La culpa de los papás en tiempos de Covid-19

Durante estos días he recibido cientos de preguntas, videos y comentarios de mamás y papás angustiados por su rol en la educación a distancia de sus hijos. Me tiene impresionada la cantidad de papás que están buscando la perfección y, en este camino, no saben cómo reaccionar con sus niños, qué exigirles, qué tolerarles y cómo comportarse.

Quiero partir diciéndoles a ustedes, papás que lo están haciendo bien. Créanme que proteger a sus hijos y enseñarles a proteger a los demás es una gran labor y aprendizaje durante este tiempo.

Recuerden que no existen libros, investigaciones ni manuales que nos explicaran -antes de esta pandemia- cómo era mejor actuar, ni cuáles eran las reglas a seguir sobre cómo ser un mejor papá o mamá en esta situación.

Entonces, lo primero a decir es: tranquilos, relájense. Si sus hijos pasan más tiempo del común frente a la tv o las pantallas, no va a pasar nada.
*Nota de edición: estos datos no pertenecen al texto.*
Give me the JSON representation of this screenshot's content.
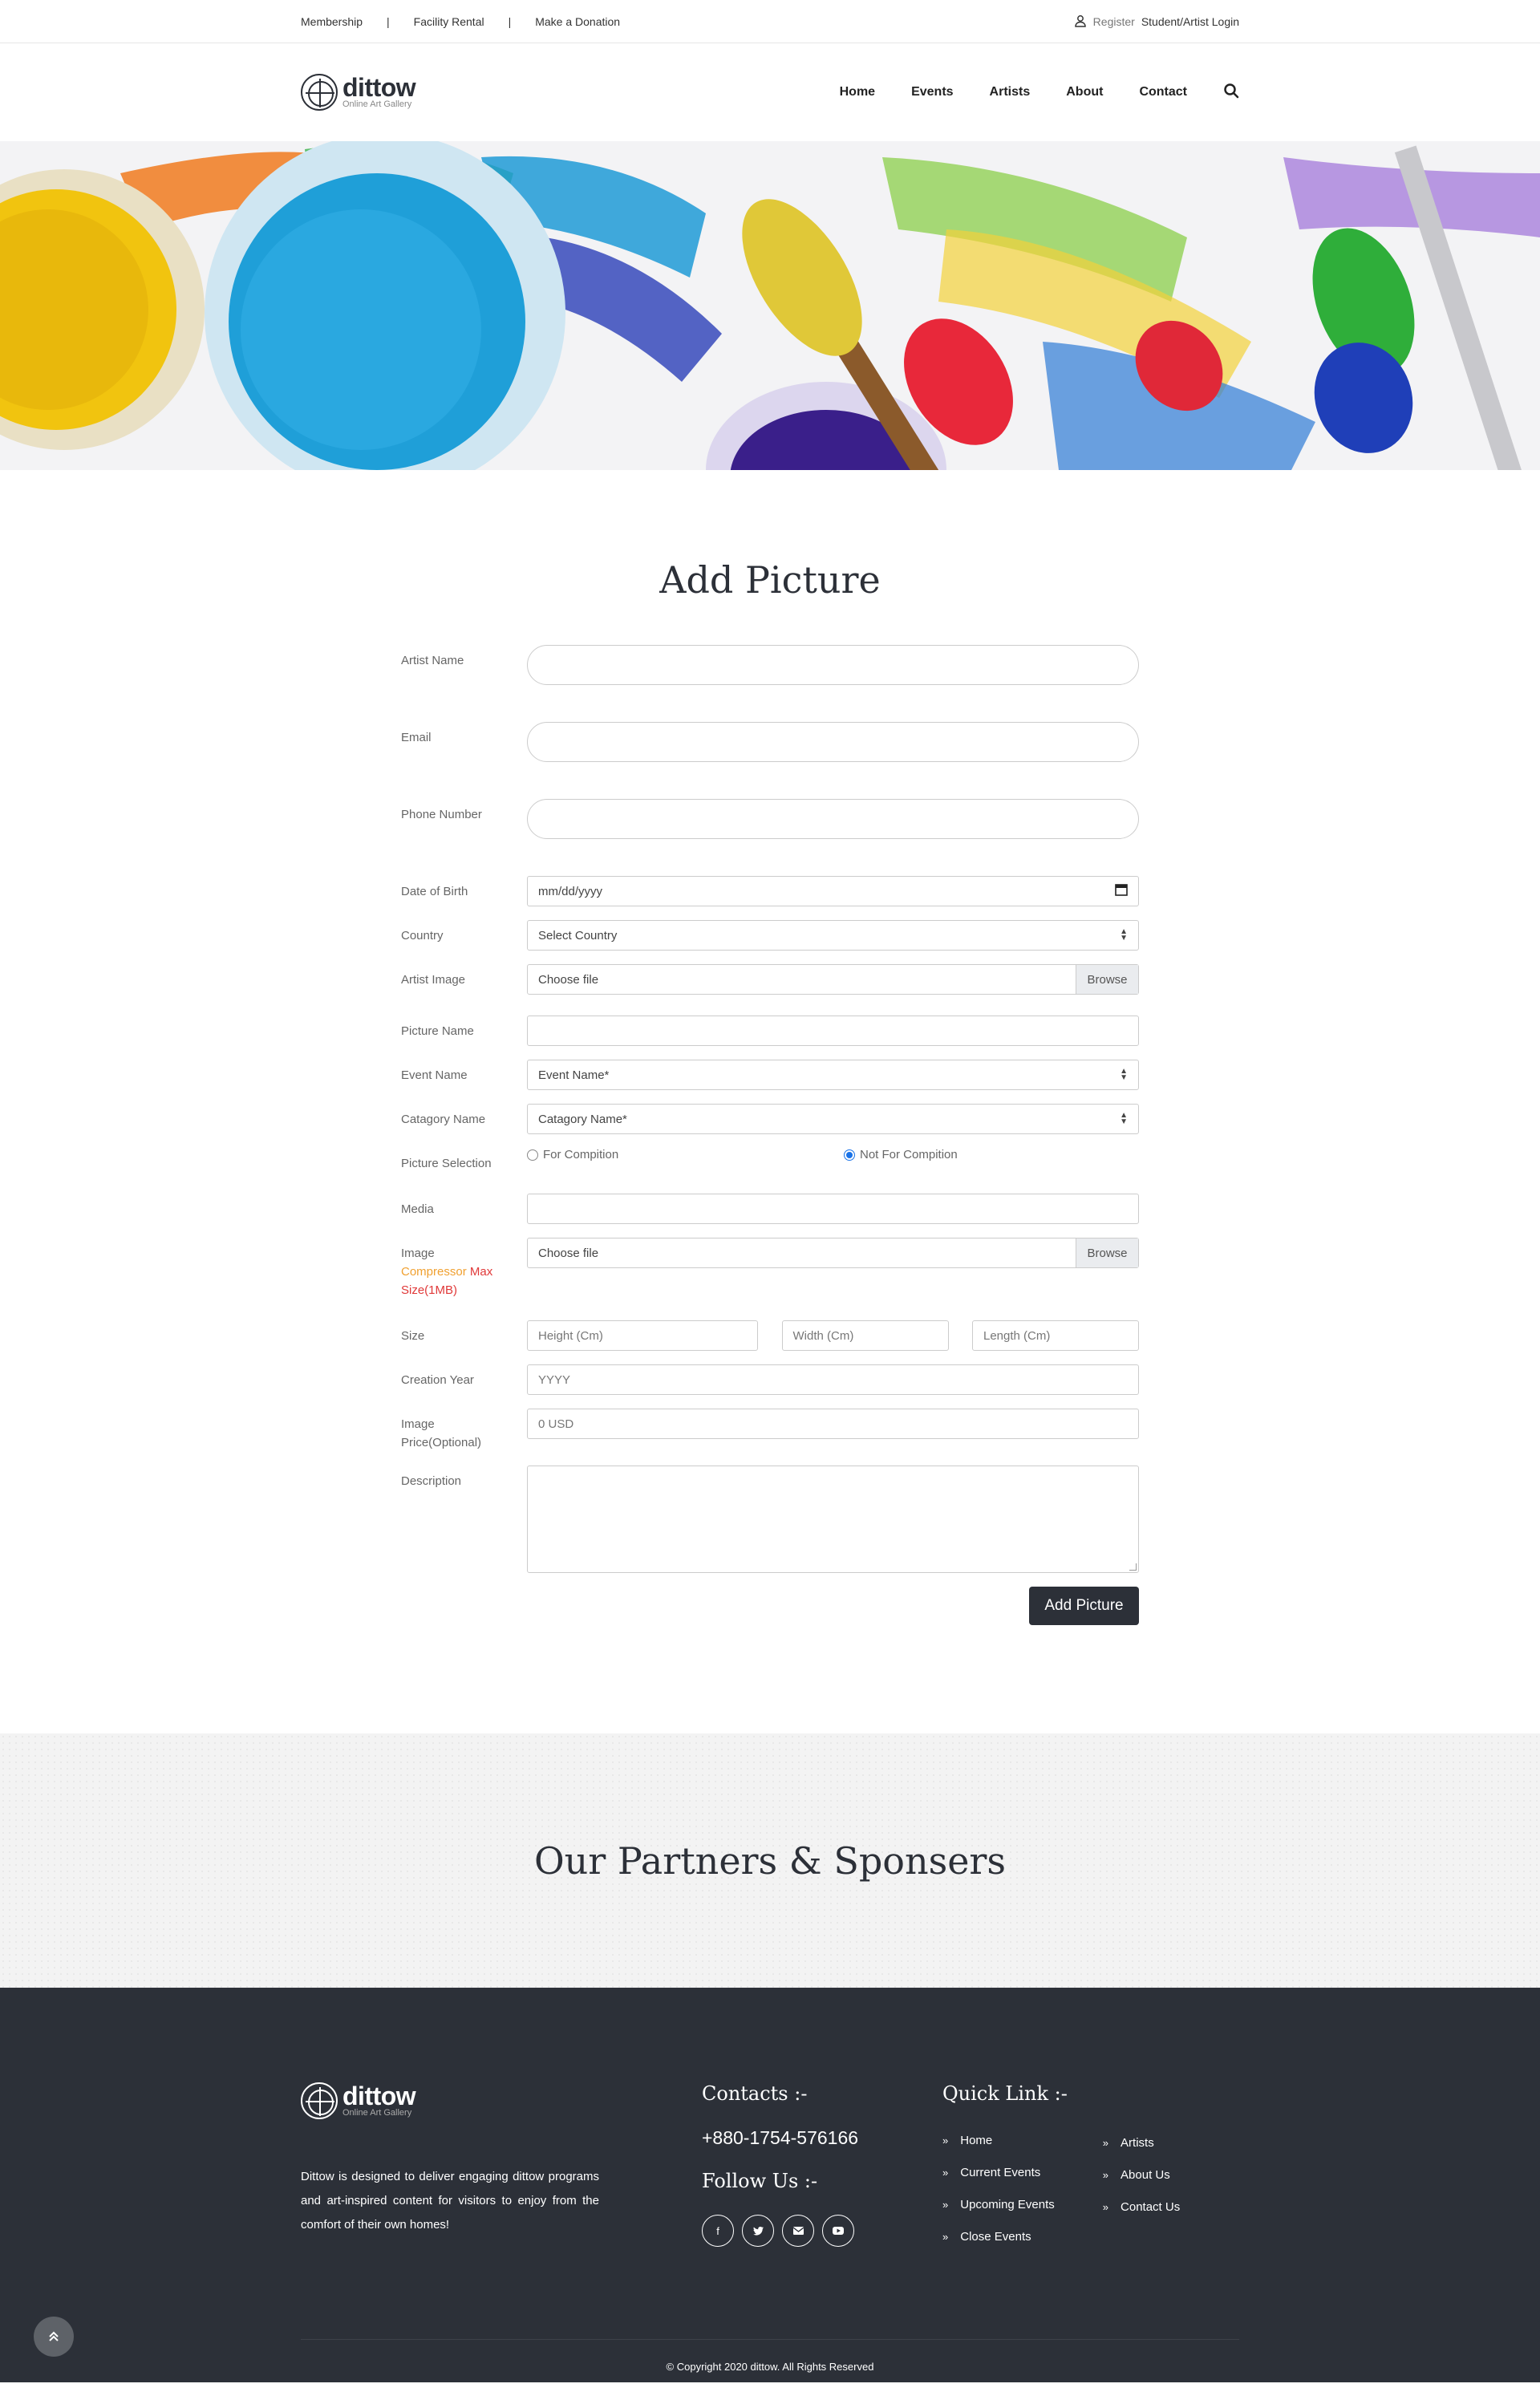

No les sobre-exijan para que cumplan a rajatabla con los colegios a distancia ni se angustien pensando en cuántas clases perderán. ¿Por qué? Porque definitivamente no estamos en una situación normal. Vivimos en una época de incertidumbre, por lo que no solo nos afecta a los adultos, también a los más pequeños.

Si bien es importante que mantengan una rutina para poder dar cierta predictibilidad y sensación de control a los niños, la rutina no puede ser la misma que si no estuviésemos en esta crisis de salud mundial.

En segundo lugar: apóyense en las actividades y en aquello que su familia disfrute. Ahora lo importante no es que los niños tengan las mejores notas, sino que logren mantener su salud mental y sus emociones equilibradas para estar bien hoy, mañana, esta semana y las que vendrán. Ayudémoslos realizando actividades que los mantengan motivados y alegres.

En tercer lugar, creo que es importante decirles que el cómo viva yo como persona (además de mamá o papá) esta crisis, es cómo lo van a vivir nuestros niños. Recuerden que somos un ejemplo para ellos y cómo les transmitamos a ellos nuestra vivencia es cómo ellos van a percibir la realidad también.

Es una gran oportunidad para que sea una experiencia provechosa y de crecimiento. Luego de esto, podemos dar las bases a los pequeños para ser personas más seguras, solidarias, resilientes, fuertes, positivas y creativas. Es una excelente oportunidad para instalar hábitos nuevos, pero no a costa de nuestro bienestar mental como familia y como padres.

Finalmente, nuestros hijos podrán dar un nuevo significado a esta experiencia, luego que pasemos esta etapa. Así que, por ahora, date permiso, tranquilízate. ¡Deja la culpa de lado! Estás haciendo lo mejor posible y eso ya es bastante. Cuídate, empatiza contigo y date permiso. Eres buen padre ya con lo que haces y, créeme que, en el futuro, tu o tus hijos, te lo agradecerán.